A brief microsleep (up to five seconds) is life-threatening, and can be fatal when the driver is traveling 65 mph. Even a few seconds of unconsciousness can lead to an uncontrolled 150-yard journey. In addition, excessive head-on and rear-end collisions have been linked to drivers falling asleep while driving. This may be one of the main contributing factors in vehicle accidents. But there are still many ways that you can reduce the risk of falling asleep while driving.
Tips To Reduce Your Risk
– Make sure to get plenty of rest. Sleep deprivation has several negative effects on the human body. For one, it can lead to sleep debt, a condition whereby you do not get enough sleep. This cannot be made up by sleeping in at the weekend, often it may take months of good sleeping nights to pay back a sleep debt. Falling asleep at the wheel while driving impairs your reflexes and cognitive functions. These functions are needed to keep the car in its lane. Also, falling asleep while driving will affect your reaction time and braking ability, and will significantly increase your risk of being involved in a crash.
To prevent falling asleep while driving, take short-term precautions. Try to get some fresh air, take a nap, or visit a rest area if you feel sleepy. In addition, try to drink a cup of coffee before driving. You may even want to grab a snack to eat while you’re driving.

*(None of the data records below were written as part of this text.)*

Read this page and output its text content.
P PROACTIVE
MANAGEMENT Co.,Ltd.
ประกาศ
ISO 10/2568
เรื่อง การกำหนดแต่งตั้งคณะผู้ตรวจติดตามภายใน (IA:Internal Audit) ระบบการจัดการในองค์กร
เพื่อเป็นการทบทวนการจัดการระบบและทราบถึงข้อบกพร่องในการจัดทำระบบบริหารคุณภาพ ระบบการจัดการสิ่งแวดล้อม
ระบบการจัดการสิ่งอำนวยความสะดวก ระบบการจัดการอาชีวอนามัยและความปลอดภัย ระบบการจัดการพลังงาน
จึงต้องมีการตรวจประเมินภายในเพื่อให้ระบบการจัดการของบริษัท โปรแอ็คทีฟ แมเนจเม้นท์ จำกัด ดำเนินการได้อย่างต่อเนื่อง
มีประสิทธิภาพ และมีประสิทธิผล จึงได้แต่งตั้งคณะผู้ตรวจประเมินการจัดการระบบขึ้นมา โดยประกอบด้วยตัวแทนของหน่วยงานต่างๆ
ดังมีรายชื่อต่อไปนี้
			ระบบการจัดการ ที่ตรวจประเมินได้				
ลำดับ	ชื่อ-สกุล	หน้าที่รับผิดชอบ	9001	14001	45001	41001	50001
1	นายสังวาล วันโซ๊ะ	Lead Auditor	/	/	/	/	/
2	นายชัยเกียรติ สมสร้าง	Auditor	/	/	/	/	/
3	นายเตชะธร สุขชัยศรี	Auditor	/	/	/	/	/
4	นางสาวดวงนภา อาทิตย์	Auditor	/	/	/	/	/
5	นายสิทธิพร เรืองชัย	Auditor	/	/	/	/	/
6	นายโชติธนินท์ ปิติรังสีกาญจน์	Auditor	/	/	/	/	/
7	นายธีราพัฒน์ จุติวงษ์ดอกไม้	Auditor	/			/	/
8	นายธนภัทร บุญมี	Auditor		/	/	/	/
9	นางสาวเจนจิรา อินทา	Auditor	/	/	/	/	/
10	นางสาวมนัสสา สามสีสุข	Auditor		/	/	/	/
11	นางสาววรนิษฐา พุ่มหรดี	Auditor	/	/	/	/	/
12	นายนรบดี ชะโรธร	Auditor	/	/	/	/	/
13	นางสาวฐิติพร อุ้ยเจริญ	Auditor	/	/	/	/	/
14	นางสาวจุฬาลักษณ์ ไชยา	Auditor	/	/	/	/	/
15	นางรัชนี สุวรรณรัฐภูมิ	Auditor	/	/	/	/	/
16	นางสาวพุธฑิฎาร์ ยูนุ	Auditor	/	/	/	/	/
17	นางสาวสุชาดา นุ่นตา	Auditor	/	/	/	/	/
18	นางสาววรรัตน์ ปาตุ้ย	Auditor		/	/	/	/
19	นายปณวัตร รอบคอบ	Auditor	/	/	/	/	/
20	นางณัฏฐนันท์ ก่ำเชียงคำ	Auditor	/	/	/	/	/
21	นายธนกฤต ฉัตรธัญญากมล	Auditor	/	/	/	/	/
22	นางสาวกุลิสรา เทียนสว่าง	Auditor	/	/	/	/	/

If you’re prone to falling asleep while driving, consider hiring a cab or carpool with someone who has a designated driver.
If you’re going to drive at night, avoid taking sedatives or caffeine-containing drinks the night before. Try to stay alert by getting fresh air. You can also switch on the radio or open the windows. Lastly, try to stick to the same sleep schedule every night. By doing this, you’ll be much less likely to fall asleep while driving. Once you’re asleep, it’s too late to avoid accidents!